GPs should be including more information about the personnel involved in the valuation process, identifying who is responsible for sign-off at each stage and the level of involvement of the independent third party, including how many assets it is valuing. Firms should also clearly state whether the valuation is being done independently in-house or by an external third party.
3. Create an independent valuation committee
Larger firms can benefit from setting up an internal valuation committee to decide who will be involved in the valuation process, how frequently they will meet and who is responsible for sign-offs, says Mary Ann Travers, partner and national valuation services practice leader at US-based consultancy Crowe Horwath.
Robinson cautions, however, that smaller firms who take this step increase the risk of creating a bureaucracy.
When creating a valuation committee, firms should ensure that some of the executives involved are independent from the deal team; regulators and investors tend to think having the investment team as the primary voice on the valuation committee presents a conflict of interest. GPs argue, however, that investment professionals are best suited to value portfolio companies because they are closest to the assets; 68 percent of attendees polled at the 2016 PEI CFOs and COOs Forum in January said their deal team, with some help from the accounting and finance staff, was mainly responsible for valuation work. Getting the balance right is key.
4. Encourage communication
Communication is a key factor between managers and investors and also plays an important role between managers and valuers.
“A well-documented policy allows for transparency and consistency – GPs and LPs alike are searching for ways to better collaborate. This is a great place to start the conversation, communication is key and clear, well-articulated policies allow for trust-building in the investment process,” says Travers.

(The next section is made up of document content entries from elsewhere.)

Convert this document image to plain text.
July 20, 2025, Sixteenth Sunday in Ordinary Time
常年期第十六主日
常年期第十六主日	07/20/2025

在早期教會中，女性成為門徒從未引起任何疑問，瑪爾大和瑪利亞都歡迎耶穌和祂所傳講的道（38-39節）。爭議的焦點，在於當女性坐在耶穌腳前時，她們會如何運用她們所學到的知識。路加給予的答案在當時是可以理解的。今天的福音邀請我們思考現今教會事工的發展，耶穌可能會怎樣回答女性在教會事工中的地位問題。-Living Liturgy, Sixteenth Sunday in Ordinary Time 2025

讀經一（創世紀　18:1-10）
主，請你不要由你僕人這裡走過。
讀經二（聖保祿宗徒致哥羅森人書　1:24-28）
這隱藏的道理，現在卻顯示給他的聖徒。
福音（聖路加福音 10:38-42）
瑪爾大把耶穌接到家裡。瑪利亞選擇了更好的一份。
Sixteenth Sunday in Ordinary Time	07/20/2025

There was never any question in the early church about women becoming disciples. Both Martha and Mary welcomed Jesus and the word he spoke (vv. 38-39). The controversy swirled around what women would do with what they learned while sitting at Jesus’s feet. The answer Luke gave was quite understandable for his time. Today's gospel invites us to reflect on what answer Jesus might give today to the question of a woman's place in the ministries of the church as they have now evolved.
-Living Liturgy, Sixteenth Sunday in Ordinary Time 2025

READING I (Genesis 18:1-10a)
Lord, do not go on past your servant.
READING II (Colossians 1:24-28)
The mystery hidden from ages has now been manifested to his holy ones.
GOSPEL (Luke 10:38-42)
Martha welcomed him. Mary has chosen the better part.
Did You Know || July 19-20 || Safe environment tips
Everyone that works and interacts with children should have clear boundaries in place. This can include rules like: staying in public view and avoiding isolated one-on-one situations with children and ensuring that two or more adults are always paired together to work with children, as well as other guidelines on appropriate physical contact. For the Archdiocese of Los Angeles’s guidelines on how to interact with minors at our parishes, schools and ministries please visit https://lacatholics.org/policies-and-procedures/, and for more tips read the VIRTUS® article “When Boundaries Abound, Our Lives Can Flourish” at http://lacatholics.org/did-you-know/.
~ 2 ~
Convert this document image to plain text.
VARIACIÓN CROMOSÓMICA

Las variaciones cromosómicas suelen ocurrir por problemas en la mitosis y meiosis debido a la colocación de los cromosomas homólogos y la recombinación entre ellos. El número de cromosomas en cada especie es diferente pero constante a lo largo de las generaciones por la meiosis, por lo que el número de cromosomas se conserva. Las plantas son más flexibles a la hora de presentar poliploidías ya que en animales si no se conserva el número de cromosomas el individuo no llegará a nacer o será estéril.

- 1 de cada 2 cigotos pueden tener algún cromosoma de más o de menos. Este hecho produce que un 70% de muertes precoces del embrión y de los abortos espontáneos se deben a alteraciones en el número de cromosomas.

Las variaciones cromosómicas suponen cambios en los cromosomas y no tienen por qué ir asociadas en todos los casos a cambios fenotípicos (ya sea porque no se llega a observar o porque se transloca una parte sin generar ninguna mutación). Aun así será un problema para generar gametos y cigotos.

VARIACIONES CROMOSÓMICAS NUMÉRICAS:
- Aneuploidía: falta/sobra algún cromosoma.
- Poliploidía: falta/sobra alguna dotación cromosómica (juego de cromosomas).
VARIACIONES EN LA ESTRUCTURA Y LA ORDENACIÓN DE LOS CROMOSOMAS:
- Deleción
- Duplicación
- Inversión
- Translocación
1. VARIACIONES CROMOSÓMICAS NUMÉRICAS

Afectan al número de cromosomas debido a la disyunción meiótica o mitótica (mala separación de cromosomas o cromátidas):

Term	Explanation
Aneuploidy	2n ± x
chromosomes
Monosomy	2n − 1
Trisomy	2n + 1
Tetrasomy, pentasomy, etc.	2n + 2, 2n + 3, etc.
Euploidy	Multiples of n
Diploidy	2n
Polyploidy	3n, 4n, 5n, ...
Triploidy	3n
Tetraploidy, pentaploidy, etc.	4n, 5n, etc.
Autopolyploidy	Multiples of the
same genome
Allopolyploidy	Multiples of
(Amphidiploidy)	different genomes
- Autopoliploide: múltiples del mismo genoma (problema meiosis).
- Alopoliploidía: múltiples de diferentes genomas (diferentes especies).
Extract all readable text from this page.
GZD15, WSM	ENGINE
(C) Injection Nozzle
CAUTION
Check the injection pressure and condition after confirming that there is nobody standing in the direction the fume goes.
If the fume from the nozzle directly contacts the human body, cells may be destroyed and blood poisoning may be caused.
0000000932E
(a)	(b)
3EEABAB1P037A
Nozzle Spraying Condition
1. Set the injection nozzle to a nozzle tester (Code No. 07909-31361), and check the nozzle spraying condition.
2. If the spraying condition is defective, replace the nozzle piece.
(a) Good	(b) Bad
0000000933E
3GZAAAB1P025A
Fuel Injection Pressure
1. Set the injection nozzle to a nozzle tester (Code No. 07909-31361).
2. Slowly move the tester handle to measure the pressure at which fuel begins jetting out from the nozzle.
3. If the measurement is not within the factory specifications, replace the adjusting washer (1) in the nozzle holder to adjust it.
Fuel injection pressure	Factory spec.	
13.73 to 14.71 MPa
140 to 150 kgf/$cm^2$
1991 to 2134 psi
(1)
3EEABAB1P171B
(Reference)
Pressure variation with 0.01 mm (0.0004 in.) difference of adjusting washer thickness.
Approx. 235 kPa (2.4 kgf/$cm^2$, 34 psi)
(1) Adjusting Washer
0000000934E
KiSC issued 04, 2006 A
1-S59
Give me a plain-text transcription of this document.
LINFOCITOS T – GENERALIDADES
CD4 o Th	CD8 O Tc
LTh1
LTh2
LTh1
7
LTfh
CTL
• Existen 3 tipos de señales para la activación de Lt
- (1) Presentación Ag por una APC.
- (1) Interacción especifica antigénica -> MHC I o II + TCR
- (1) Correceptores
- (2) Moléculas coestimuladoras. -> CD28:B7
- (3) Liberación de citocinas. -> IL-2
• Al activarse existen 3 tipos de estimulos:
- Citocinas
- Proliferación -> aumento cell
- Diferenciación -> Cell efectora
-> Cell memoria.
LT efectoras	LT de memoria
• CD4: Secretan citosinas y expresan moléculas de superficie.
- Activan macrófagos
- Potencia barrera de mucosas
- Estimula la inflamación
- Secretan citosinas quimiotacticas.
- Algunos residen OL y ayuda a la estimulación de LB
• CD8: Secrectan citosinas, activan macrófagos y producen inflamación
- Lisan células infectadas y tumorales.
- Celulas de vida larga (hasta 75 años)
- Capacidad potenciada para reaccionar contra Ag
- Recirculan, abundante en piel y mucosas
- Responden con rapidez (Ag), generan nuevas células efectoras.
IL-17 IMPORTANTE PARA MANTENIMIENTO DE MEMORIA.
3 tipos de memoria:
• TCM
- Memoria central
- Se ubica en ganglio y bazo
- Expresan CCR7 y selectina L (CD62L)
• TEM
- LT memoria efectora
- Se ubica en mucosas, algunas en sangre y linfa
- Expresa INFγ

Managers responsible for determining valuations should be forthcoming to the valuer about how they have identified and addressed particular commercial issues relating to the asset(s), which in turn, says Robinson, can accelerate the speed at which the valuer can get to the root of any issues.
Improving communication practices can be achieved by mapping a communication plan (both internally and externally) around policies (and procedures), says Travers.
5. Ensure flexibility
Valuation policies require flexibility, which is especially important when hiring external valuers.
“It is important that a valuation policy retains enough flexibility to allow the valuer to make sensible judgements specific to the portfolio investment being valued,” says Rea. And be “wide enough to cover new types of investment or investments in industries not already held within the PE portfolio while remaining a robust framework that ensures consistency in approach and assumptions across the portfolio as appropriate.”
Valuation reporting is an important aspect of the limited partnership agreement and can mean the difference between an investor deciding whether or not to invest in fund. With LPs increasingly looking for transparency and consistency, it is in the interest of GPs to create strong valuation policies that allow for both.